For the reasons described above, the correct way for Ed's browser
to determine the type of the linked representation, which in this case
may indeed be executable, is from the media-type.
Of course, a well-written agent will warn users before executing
any code retrieved from the Web, regardless of whether
the determination of its type was made in the appropriate
manner or
inappropriately from the URI suffix.
The principle conclusions of this finding are:
It is legitimate for assignment authorities to encode static identifying properties of a resource, e.g. author, version, or creation date, within the URIs they assign. This may contribute to the unique assignment of URIs. It may also contribute to the use of efficient mechanisms for dereferencing resources within origin servers e.g. use of database keys within URIs.

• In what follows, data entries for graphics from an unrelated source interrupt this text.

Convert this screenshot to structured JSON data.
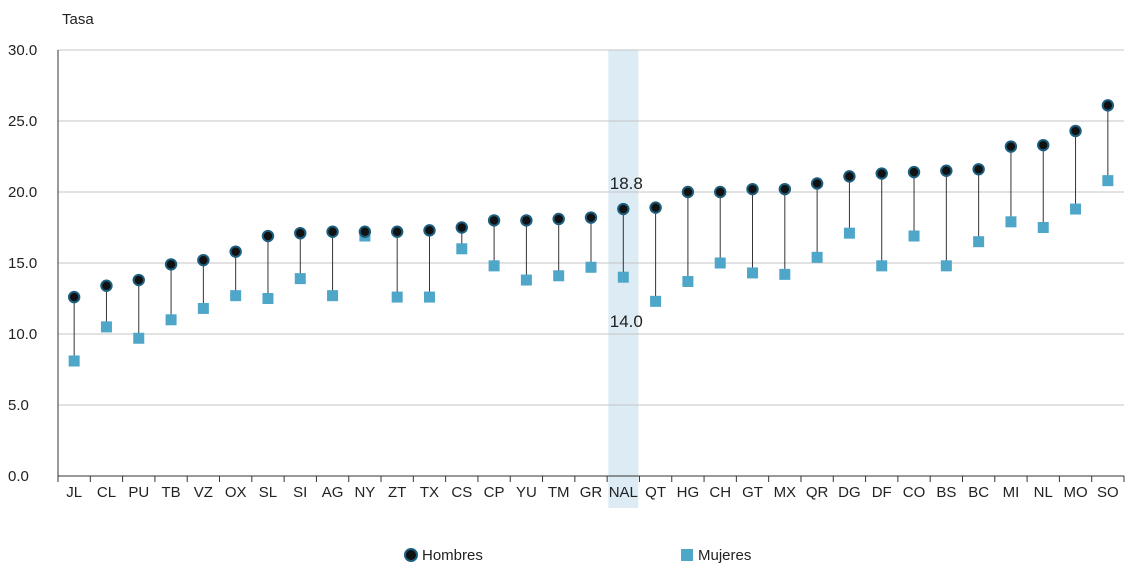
{
  "chart_data": {
    "type": "scatter",
    "ylabel": "Tasa",
    "ylim": [
      0,
      30
    ],
    "yticks": [
      "0.0",
      "5.0",
      "10.0",
      "15.0",
      "20.0",
      "25.0",
      "30.0"
    ],
    "grid": true,
    "legend_placement": "bottom-center",
    "highlight_category": "NAL",
    "categories": [
      "JL",
      "CL",
      "PU",
      "TB",
      "VZ",
      "OX",
      "SL",
      "SI",
      "AG",
      "NY",
      "ZT",
      "TX",
      "CS",
      "CP",
      "YU",
      "TM",
      "GR",
      "NAL",
      "QT",
      "HG",
      "CH",
      "GT",
      "MX",
      "QR",
      "DG",
      "DF",
      "CO",
      "BS",
      "BC",
      "MI",
      "NL",
      "MO",
      "SO"
    ],
    "series": [
      {
        "name": "Hombres",
        "marker": "circle",
        "color": "#1b5e7e",
        "values": [
          12.6,
          13.4,
          13.8,
          14.9,
          15.2,
          15.8,
          16.9,
          17.1,
          17.2,
          17.2,
          17.2,
          17.3,
          17.5,
          18.0,
          18.0,
          18.1,
          18.2,
          18.8,
          18.9,
          20.0,
          20.0,
          20.2,
          20.2,
          20.6,
          21.1,
          21.3,
          21.4,
          21.5,
          21.6,
          23.2,
          23.3,
          24.3,
          26.1
        ]
      },
      {
        "name": "Mujeres",
        "marker": "square",
        "color": "#4ea6c8",
        "values": [
          8.1,
          10.5,
          9.7,
          11.0,
          11.8,
          12.7,
          12.5,
          13.9,
          12.7,
          16.9,
          12.6,
          12.6,
          16.0,
          14.8,
          13.8,
          14.1,
          14.7,
          14.0,
          12.3,
          13.7,
          15.0,
          14.3,
          14.2,
          15.4,
          17.1,
          14.8,
          16.9,
          14.8,
          16.5,
          17.9,
          17.5,
          18.8,
          20.8
        ]
      }
    ],
    "annotations": [
      {
        "category": "NAL",
        "series": "Hombres",
        "text": "18.8"
      },
      {
        "category": "NAL",
        "series": "Mujeres",
        "text": "14.0"
      }
    ]
  },
  "colors": {
    "highlight_band": "#dcebf4",
    "grid": "#c6c6c6",
    "axis": "#333333",
    "connector": "#333333"
  }
}
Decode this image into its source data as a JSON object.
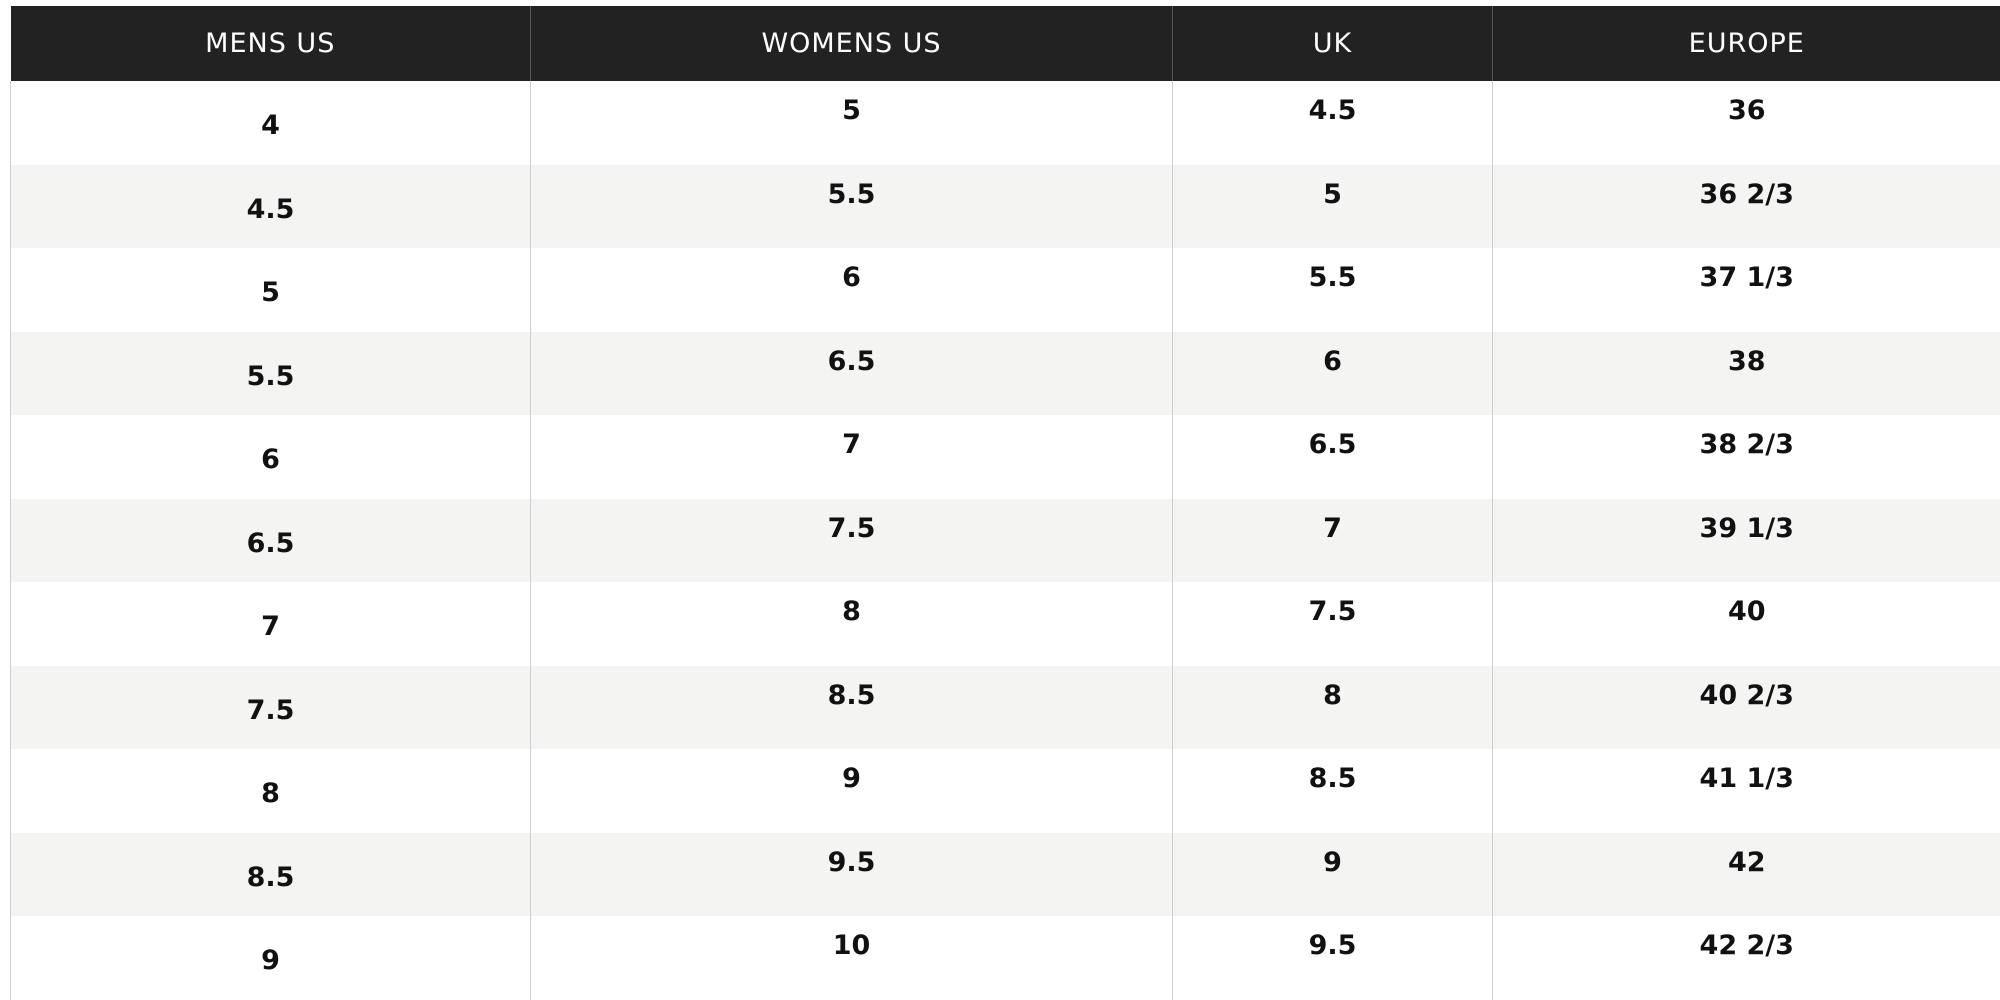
{
  "size_chart": {
    "headers": [
      "MENS US",
      "WOMENS US",
      "UK",
      "EUROPE"
    ],
    "rows": [
      [
        "4",
        "5",
        "4.5",
        "36"
      ],
      [
        "4.5",
        "5.5",
        "5",
        "36 2/3"
      ],
      [
        "5",
        "6",
        "5.5",
        "37 1/3"
      ],
      [
        "5.5",
        "6.5",
        "6",
        "38"
      ],
      [
        "6",
        "7",
        "6.5",
        "38 2/3"
      ],
      [
        "6.5",
        "7.5",
        "7",
        "39 1/3"
      ],
      [
        "7",
        "8",
        "7.5",
        "40"
      ],
      [
        "7.5",
        "8.5",
        "8",
        "40 2/3"
      ],
      [
        "8",
        "9",
        "8.5",
        "41 1/3"
      ],
      [
        "8.5",
        "9.5",
        "9",
        "42"
      ],
      [
        "9",
        "10",
        "9.5",
        "42 2/3"
      ]
    ]
  },
  "colors": {
    "header_background": "#222222",
    "header_text": "#ffffff",
    "striped_row": "#f4f4f2",
    "cell_text": "#111111"
  }
}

Assignment authorities may publish specifications detailing the structure and semantics of the URIs they assign. Other users of those URIs may use such specifications to infer information about resources identified by URI assigned by that authority.
The ability to explore and experiment is important to Web users. Users therefore benefit from the ability to infer either the nature of the named resource, or the likely URI of other resources, from inspection of a URI. Such inferences are reliable only when supported by normative specifications or by documentation from the assignment authorities. In other cases, users should be aware that their inferences may be incorrect and the effect could be malicious.
People and software using URIs assigned outside of their own authority should make as few inferences as possible about a resource based on its URI. The more dependencies a piece of software has on particular constraints and inferences, the more fragile it becomes to change and the lower its generic utility.